A Dose of ADR for the Health Care Industry - Dispute Resolution Journal - Vol. 57, No. 1
The author is a full-time mediator and arbitrator of complex commercial disputes, including health care disputes. A former U.S. magistrate and commercial litigator, John W. Cooley is a founding member of Judicial Dispute Resolution Inc. in Chicago.
Originally from Dispute Resolution Journal
It is ironic that the very industry the public relies on for immediate help sorely needs help itself. We’re talking about the health care industry and the enormous increase in medical malpractice cases and other health care-related disputes in recent years. In the following article, John W. Cooley discusses how some hospitals and industry leaders are turning to ADR, specifically mediation and arbitration, to cure the health care industry of its own chronic malady. Cooley describes the success of a Chicago hospital in using a special mechanism called co-mediation and encourages members of the health care industry to be just as creative in tailoring ADR to suit their dispute resolution needs. This article is an adaptation of the author’s presentation at an International Congress on the private resolution of disputes held in Recife, Brazil, in November 2001.

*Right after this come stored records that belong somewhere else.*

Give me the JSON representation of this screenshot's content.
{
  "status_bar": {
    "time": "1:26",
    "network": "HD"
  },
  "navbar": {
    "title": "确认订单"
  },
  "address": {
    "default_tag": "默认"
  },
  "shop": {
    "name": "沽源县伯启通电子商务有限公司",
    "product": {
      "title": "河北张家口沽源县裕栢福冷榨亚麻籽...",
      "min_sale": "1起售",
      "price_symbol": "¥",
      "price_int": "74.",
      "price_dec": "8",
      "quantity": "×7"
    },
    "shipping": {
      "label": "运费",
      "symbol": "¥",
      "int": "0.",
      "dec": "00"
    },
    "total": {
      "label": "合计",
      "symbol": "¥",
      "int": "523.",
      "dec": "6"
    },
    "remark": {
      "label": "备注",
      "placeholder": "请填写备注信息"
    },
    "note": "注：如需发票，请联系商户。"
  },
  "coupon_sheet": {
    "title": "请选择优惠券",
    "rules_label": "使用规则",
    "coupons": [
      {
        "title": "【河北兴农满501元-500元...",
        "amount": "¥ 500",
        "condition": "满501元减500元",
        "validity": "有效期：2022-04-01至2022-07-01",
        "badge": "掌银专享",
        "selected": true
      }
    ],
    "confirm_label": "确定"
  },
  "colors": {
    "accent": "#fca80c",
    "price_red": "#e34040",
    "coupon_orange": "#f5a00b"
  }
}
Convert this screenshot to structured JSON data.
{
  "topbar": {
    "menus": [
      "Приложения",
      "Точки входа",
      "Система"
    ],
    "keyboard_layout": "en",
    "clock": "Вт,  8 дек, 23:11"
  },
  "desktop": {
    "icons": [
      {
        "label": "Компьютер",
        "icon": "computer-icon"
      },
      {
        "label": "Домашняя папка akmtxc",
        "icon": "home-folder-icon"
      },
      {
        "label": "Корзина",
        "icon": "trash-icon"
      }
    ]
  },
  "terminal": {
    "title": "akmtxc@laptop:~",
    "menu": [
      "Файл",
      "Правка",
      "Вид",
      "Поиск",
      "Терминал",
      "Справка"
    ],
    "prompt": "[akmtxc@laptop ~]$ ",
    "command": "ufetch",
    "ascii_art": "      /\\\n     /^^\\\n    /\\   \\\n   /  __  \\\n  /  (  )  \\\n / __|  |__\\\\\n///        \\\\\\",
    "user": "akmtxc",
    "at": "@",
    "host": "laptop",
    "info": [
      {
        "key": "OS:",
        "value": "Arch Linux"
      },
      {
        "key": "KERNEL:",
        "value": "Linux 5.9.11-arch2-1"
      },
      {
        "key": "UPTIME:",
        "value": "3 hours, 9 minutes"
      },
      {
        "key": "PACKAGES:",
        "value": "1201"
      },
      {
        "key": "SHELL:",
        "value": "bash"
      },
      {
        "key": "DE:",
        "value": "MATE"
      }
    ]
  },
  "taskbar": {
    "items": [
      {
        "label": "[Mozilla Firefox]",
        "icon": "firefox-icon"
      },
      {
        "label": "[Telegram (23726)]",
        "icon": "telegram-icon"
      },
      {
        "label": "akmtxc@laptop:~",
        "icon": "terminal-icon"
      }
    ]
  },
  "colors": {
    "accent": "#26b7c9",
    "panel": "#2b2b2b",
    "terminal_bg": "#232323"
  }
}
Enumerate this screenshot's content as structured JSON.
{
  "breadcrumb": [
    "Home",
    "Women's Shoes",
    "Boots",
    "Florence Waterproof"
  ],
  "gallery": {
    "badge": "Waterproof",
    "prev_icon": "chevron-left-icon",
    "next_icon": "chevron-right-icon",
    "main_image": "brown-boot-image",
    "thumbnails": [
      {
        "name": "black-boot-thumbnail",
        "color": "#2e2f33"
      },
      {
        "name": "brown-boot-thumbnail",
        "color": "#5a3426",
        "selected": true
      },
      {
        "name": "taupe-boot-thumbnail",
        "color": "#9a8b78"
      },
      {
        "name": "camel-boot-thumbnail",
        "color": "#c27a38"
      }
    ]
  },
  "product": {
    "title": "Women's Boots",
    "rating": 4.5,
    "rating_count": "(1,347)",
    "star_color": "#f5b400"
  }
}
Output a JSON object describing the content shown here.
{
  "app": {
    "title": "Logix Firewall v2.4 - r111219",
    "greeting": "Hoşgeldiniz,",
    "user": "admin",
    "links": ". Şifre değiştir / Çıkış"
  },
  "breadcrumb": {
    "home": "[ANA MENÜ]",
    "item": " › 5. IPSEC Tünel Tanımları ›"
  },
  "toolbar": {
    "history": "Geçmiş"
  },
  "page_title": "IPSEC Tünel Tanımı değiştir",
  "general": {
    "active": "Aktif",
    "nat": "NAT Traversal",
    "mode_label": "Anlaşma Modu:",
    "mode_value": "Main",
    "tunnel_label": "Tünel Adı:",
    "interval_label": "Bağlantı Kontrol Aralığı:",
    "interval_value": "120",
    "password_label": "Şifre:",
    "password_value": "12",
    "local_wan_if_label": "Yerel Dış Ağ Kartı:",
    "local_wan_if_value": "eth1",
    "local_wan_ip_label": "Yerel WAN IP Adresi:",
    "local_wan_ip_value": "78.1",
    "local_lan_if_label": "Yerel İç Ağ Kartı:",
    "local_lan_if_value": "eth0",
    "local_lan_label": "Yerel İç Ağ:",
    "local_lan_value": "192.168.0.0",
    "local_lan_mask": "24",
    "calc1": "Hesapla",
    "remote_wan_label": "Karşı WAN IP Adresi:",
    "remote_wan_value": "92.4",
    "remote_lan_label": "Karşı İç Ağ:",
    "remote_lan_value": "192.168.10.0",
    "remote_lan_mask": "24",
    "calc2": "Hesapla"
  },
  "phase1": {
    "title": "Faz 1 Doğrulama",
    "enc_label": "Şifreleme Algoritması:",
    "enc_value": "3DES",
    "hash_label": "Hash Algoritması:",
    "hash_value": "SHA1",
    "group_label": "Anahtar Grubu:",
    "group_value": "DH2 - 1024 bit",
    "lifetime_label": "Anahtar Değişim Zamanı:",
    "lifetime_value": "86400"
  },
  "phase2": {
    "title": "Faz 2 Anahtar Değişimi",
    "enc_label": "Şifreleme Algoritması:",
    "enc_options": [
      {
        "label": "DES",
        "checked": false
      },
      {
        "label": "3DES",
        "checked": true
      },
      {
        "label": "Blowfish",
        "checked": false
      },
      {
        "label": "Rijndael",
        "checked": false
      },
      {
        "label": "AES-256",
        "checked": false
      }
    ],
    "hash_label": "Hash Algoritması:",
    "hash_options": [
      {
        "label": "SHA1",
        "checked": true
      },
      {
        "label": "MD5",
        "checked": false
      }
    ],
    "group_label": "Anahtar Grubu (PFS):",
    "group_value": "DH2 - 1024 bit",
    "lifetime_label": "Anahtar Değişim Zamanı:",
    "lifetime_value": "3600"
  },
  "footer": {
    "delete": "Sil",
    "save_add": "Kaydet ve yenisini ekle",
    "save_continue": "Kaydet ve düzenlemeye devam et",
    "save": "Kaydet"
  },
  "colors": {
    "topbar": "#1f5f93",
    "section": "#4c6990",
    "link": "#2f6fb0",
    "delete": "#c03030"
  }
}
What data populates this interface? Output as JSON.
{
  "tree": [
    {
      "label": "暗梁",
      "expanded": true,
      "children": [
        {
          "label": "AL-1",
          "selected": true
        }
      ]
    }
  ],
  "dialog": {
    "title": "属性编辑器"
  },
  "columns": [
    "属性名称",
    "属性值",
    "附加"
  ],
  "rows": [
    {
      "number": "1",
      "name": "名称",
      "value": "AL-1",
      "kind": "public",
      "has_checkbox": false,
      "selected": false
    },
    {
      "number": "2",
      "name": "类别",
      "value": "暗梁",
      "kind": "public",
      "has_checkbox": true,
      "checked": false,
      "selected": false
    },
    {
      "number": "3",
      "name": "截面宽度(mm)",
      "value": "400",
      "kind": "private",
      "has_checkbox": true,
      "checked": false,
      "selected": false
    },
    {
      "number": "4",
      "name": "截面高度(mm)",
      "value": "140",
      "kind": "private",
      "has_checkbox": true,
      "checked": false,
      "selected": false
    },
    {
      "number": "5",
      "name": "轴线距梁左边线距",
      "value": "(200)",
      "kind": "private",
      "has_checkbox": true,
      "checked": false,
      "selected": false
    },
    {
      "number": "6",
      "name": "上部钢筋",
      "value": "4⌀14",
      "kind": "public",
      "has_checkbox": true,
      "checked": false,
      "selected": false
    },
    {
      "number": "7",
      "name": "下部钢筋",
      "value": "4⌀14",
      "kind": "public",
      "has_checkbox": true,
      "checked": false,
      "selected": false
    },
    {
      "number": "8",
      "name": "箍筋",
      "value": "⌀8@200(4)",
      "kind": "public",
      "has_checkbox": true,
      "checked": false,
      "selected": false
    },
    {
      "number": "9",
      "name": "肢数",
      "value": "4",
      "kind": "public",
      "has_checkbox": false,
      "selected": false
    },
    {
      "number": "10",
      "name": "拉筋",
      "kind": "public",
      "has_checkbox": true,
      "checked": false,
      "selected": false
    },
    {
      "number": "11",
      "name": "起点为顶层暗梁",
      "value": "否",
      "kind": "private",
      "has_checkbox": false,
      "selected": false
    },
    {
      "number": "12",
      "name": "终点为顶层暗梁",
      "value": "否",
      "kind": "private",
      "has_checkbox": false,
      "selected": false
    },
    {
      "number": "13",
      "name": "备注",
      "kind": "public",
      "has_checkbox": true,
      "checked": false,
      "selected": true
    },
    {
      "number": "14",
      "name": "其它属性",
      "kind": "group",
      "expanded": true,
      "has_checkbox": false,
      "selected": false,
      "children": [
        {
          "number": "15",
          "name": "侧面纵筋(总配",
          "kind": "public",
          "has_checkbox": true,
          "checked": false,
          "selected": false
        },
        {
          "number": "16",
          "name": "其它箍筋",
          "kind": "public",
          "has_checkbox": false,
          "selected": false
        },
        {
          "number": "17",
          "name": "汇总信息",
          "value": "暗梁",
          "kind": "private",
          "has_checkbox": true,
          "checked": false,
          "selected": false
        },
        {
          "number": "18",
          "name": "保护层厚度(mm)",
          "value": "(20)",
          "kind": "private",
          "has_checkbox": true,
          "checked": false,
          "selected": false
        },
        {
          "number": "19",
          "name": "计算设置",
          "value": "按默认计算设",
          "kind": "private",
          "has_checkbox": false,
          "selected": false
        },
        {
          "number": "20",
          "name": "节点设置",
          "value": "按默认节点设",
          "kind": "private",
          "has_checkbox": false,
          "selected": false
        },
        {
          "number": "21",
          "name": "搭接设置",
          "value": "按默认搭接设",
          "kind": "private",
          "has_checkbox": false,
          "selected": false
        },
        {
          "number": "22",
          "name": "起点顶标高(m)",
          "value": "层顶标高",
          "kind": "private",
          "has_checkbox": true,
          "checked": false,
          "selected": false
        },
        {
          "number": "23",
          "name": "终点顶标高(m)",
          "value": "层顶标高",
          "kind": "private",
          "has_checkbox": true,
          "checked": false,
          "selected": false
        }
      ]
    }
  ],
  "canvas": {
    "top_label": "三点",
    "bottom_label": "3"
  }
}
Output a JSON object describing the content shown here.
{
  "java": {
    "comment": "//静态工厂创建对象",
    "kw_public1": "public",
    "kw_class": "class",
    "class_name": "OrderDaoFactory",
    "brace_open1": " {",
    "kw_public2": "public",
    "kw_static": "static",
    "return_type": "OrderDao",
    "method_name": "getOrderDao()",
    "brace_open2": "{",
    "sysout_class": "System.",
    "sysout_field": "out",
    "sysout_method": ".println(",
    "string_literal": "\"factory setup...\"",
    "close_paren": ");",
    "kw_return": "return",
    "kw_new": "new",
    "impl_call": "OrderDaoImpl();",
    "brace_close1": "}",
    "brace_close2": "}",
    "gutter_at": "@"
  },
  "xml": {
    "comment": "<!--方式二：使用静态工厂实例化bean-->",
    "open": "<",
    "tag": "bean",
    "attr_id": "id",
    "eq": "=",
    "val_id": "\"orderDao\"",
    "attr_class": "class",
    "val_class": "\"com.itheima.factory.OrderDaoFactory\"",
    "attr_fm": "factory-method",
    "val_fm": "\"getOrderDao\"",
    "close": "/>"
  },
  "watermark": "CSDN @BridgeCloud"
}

In the United States, lawyers are now moving into an era where clients are placing a premium on lawyers’ creative ability to design processes for resolving disputes, in addition to the traditional tasks of designing problems and solutions. It is not enough anymore for a lawyer to design wonderfully elegant legal problems and solutions and take them to court for adjudication.
Clients are now beginning to expect, and sometimes demand, that their lawyers be architects of cost-efficient mechanisms for converting the raw materials of arcane legal problems and legal solutions into early mutual-gain settlements or limited-risk private adjudications.
Two such primary mechanisms are mediation and arbitration. This phenomenon of process design is blossoming in almost every field of legal practice, and most recently with respect to disputes arising in the health care industry considered in its broadest sense—public and private hospitals, academic medical institutions, private clinics, nursing homes, health maintenance organizations, physician organizations, health care insurers, health care suppliers and service providers, among others. This article specifically addresses the use of mediation and arbitration in that industry.